Moffett’s agony in defeat became a long running story in Connecticut’s sympathetic media. In 1986, Moffett challenged often underestimated incumbent William O’Neill for the Democratic nomination for governor. Moffett failed to garner enough state convention delegate votes to qualify for a primary. Four years later, Moffett suffered a crushing defeat when he attempted another resurrection, this time in the open Fifth Congressional District seat. Waterbury Republican Gary Franks beat Moffett and became the first African-American Republican to win a seat in the House in nearly 60 years.

Between comeback bids, the Nora Desmond of Connecticut politics did a stint as a local television news anchor and reporter. He went on to lobby for chemical manufacturing giant Monsanto.

From 2007 until 2012, Moffett lobbied on behalf of Egyptian dictator Hosni Mubarak. Moffett formed a lobbying company with Democrat John Podesta and right wing former Republican U.S. Representative Robert Livingston to represent the Egyptian tyrant. The Arab Spring in 2011 brought the overthrow of Mubarak, who with his family looted as much as $70 billion from the Egyptian people. Amnesty International condemned Mubarak’s government for its legacy of “mass torture and arbitrary detention.”

A 2012 New York Times story reported the the end of the lucrative lobbying deal:

Lobbyists for the Egyptian government in Washington have ended their contracts with the country because of growing tensions after a raid by Egyptian authorities on several American nonprofit organizations.

The Egyptian government has refused to let employees of the organizations leave the country. The detained workers include Sam LaHood, son of Ray LaHood, who is the Obama administration’s secretary of transportation.

The lobbying firms include the Livingston Group, run by former Representative Robert L. Livingston, Republican of Louisiana; the Moffett Group, run by former Representative Toby Moffett, Democrat of Connecticut; and the Podesta Group, owned by Tony Podesta, one of the most powerful lobbyists in Washington. Mr. Podesta has close ties to the Obama administration. 

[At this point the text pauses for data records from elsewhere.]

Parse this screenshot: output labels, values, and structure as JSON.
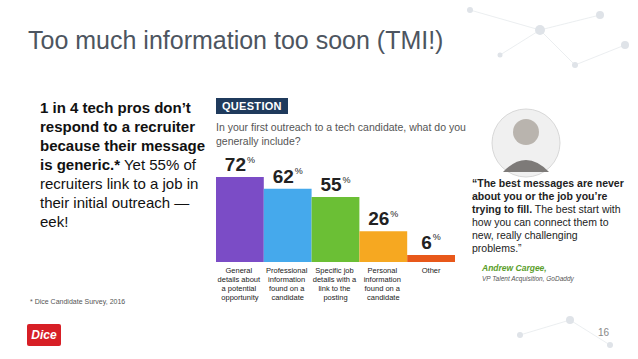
{
  "slide": {
    "title": "Too much information too soon (TMI!)",
    "lead_bold": "1 in 4 tech pros don’t respond to a recruiter because their message is generic.*",
    "lead_rest": "Yet 55% of recruiters link to a job in their initial outreach — eek!",
    "footnote": "* Dice Candidate Survey, 2016",
    "logo": "Dice",
    "page": "16",
    "question_tag": "QUESTION",
    "question": "In your first outreach to a tech candidate, what do you generally include?",
    "quote_bold": "“The best messages are never about you or the job you’re trying to fill.",
    "quote_rest": "The best start with how you can connect them to new, really challenging problems.”",
    "quote_name": "Andrew Cargee,",
    "quote_role": "VP Talent Acquisition, GoDaddy"
  },
  "chart_data": {
    "type": "bar",
    "categories": [
      "General details about a potential opportunity",
      "Professional information found on a candidate",
      "Specific job details with a link to the posting",
      "Personal information found on a candidate",
      "Other"
    ],
    "values": [
      72,
      62,
      55,
      26,
      6
    ],
    "value_labels": [
      "72%",
      "62%",
      "55%",
      "26%",
      "6%"
    ],
    "colors": [
      "#7b4cc6",
      "#45a9ec",
      "#6bbf35",
      "#f6a821",
      "#e8581a"
    ],
    "ylim": [
      0,
      72
    ],
    "grid": false,
    "data_labels": true,
    "tick_labels": "x"
  }
}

The firms were widely criticized for distributing talking points defending the Egyptian government’s raid. They shared a lobbying contract worth more $1.1 million a year to represent Egypt’s interests in Washington, according to documents filed with the Department of Justice.

Defending the raid of American nonprofit groups that monitored elections and government transparency in Egypt. That’s the Toby Moffett mocking calls for transparency in spending $100 million in taxpayer funds and ignoring the account of a woman who was hired to run the project and mysteriously suspended. This isn’t Mubarak’s Cairo. It’s Connecticut. His talking points will do him no good. We do things differently here.